Jakarta – Tim Kaspersky Digital Footprint Intelligence menyebutkan kejahatan siber naik sebesar 53% di Telegram pada 2024 setelah menganalisis saluran bayangan aplikasi perpesanan tersebut.
Dari temuan ini mengungkapkan banyak penjahat dunia maya menggunakan aplikasi ini sebagai platform untuk aktivitas pasar underground.
Pelaku kejahatan siber mengoperasikan saluran dan grup di Telegram yang didedikasikan untuk mendiskusikan skema penipuan, mendistribusikan database yang bocor, dan memperdagangkan berbagai layanan kriminal, seperti pencairan dana, pemalsuan dokumen, dan layanan serangan DDoS.
Data Digital Footprint Intelligence Kaspersky mengungkapkan volume postingan semacam itu melonjak sebesar 53% pada Mei-Juni 2024 dibandingkan periode yang sama tahun lalu.
Analis Digital Footprint Intelligence Kaspersky, Alexei Bannikov mengemukakan peningkatan minat terhadap Telegram dari komunitas penjahat dunia maya didorong oleh beberapa faktor utama.
Pertama, layanan pesan singkat ini sangat populer secara umum dengan audiensnya telah mencapai 900 juta pengguna bulanan.
Kedua, ini dipasarkan sebagai pengirim pesan paling aman dan independen yang tidak mengumpulkan data pengguna apapun, sehingga memberikan rasa aman dan impunitas bagi pelaku ancaman.

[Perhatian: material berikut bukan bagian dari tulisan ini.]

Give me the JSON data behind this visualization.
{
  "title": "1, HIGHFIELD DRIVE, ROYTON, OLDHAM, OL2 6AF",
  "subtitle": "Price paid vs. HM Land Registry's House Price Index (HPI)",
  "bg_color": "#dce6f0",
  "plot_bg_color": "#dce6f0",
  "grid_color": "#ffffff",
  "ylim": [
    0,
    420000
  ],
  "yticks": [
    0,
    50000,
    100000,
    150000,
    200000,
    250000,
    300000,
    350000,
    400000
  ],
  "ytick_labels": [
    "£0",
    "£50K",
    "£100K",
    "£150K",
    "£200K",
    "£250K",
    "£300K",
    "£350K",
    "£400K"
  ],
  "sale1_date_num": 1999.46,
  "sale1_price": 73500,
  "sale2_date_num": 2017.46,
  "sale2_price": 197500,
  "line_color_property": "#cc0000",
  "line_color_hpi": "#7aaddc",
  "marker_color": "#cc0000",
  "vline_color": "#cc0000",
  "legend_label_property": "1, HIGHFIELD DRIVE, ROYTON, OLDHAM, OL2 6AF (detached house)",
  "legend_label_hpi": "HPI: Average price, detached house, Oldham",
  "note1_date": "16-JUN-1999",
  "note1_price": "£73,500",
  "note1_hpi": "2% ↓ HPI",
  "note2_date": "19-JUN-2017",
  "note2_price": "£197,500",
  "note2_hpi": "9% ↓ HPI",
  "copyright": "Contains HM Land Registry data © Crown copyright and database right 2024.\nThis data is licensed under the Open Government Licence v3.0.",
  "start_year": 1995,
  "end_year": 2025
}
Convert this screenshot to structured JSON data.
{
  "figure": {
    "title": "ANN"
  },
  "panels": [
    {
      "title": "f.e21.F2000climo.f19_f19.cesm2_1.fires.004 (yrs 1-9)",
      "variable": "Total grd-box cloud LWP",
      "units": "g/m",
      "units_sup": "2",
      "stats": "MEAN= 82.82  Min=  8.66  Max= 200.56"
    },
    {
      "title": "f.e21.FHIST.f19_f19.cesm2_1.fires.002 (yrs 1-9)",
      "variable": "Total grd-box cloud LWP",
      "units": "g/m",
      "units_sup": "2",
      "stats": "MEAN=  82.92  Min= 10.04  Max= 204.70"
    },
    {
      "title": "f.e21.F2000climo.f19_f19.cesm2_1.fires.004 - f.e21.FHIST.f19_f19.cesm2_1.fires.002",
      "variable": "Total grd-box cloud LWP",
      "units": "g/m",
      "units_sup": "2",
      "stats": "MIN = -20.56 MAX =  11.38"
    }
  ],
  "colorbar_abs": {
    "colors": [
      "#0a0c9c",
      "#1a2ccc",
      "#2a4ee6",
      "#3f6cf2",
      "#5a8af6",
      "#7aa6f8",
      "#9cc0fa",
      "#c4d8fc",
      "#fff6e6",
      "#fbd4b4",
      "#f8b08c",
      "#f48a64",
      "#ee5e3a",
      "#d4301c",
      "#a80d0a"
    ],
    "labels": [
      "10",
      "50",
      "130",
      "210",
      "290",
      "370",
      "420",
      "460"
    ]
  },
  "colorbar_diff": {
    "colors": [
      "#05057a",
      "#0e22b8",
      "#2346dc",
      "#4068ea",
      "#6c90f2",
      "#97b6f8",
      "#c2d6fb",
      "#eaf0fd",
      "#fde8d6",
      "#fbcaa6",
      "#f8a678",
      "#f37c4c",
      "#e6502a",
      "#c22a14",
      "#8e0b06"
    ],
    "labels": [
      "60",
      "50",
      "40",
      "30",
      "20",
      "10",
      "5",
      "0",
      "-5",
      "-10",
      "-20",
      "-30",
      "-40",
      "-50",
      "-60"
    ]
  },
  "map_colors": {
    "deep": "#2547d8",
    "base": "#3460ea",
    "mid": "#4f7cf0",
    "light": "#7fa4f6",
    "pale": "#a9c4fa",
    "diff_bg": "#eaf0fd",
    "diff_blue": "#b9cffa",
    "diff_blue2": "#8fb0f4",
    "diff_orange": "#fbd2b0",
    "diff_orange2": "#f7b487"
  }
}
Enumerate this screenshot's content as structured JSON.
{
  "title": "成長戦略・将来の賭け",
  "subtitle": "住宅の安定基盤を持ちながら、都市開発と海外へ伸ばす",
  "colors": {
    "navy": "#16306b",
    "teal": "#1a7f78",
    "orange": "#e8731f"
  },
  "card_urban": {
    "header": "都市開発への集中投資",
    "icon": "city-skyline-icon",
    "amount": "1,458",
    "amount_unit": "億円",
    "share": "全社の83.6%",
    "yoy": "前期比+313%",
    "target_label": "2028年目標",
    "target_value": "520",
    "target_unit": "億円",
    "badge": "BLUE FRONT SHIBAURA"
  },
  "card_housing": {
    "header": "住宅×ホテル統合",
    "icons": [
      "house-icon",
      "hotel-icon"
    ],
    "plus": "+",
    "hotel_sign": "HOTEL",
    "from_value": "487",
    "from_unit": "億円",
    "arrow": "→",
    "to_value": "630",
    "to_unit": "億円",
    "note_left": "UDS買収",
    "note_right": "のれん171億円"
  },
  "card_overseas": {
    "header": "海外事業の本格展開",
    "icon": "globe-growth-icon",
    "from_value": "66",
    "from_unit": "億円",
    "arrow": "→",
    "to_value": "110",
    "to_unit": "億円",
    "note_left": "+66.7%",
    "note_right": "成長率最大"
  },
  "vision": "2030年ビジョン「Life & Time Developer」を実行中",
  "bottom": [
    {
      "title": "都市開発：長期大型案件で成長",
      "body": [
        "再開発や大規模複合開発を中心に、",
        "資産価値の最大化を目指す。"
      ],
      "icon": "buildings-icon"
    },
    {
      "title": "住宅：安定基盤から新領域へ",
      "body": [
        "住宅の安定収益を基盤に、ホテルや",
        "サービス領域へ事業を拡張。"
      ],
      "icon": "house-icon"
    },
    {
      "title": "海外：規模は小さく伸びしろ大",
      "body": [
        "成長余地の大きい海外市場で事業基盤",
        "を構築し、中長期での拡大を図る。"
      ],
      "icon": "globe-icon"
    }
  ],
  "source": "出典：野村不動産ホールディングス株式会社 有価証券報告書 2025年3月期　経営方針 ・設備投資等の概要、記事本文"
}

“Selain itu, menemukan atau membuat komunitas di Telegram relatif mudah, dan dikombinasikan dengan faktor-faktor lain, memungkinkan berbagai saluran, termasuk saluran penjahat dunia maya, untuk mengumpulkan audiens dengan cepat,” ujarnya.
Penjahat online yang beroperasi di Telegram menunjukkan kecanggihan dan keahlian teknis yang lebih rendah dibandingkan dengan mereka yang ditemukan di forum dark web yang lebih terbatas dan terspesialisasi.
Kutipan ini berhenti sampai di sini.